I have created a .jar file that utilizes many functions from google.i18n.phonenumbers java package. The jar file correctly loads the necessary external libraries from:
com.googlecode.libphonenumber.libphonenumber,
com.googlecode.libphonenumber.geocoder,
com.googlecode.libphonenumber.carrier
The .jar file is used to create a HIVE UDF function with the following command (on Hue Editor-Cloudera 6.x):
create function func_name as 'util.ParserUtil';
The .jar file is located on HIVE_AUX_JARS_PATH=/usr/lib/hive/ for the command above to execute successfully.

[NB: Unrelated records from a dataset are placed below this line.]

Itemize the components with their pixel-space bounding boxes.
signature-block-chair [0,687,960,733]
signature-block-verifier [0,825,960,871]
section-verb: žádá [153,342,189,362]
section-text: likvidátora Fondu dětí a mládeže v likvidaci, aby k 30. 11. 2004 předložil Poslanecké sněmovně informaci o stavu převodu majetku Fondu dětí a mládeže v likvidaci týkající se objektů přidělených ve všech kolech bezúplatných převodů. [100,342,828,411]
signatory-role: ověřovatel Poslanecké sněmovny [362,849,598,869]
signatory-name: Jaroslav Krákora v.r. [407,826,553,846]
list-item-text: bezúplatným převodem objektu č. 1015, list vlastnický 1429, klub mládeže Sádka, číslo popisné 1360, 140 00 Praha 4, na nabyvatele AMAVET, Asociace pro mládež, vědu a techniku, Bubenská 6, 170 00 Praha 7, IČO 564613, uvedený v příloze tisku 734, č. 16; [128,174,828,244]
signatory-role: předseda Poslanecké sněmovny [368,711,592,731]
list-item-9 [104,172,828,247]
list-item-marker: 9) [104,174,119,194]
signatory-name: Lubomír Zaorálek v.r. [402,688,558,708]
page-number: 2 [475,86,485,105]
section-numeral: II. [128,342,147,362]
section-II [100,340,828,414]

However, the UDF function func_name is used in a SQL query file located on hdfs. Here is the problem:
- When the SQL query is executed through Oozie workflow (spawning an execute.sql file) the Oozie throws the below exception:
Error: java.lang.RuntimeException: java.lang.NoSuchMethodError: com.google.i18n.phonenumbers.PhoneNumberUtil.parse(Ljava/lang/String;Ljava/lang/String;)Lcom/google/i18n/phonenumbers/Phonenumber$PhoneNumber;
, which is awkward since the jar file has both the com.google.i18n.phonenumbers.PhoneNumberUtil.parse() and com/google/i18n/phonenumbers/Phonenumber$PhoneNumber classes (github)
- When the same SQL query is executed through Hive Editor on Hue or a beeline query it's successfully completed.
Thus, in my guess I must apply one of the following two solutions:
- (this is my current configuration) Can oozie take into consideration the .jar file when it's located explicitly at HIVE_AUX_JARS_PATH=/usr/lib/hive/?, when running the workflow.
- Or shall I upload the .jar file (that creates the UDF and includes the necessary java classes from google.i18n) on hdfs path /user/oozie/share/lib/hive/
- Or upload .jar file on a lib folder on hdfs like /user/src/myFile.jar and provide that path on oozie workflow .xml file like <file>hdfs://user/src/myFile.jar</file>? As a result, the oozie workflow will execute correctly the hive udf function from myFile.jar.
Does point (1) suffice or should I apply one of the points (2), (3)?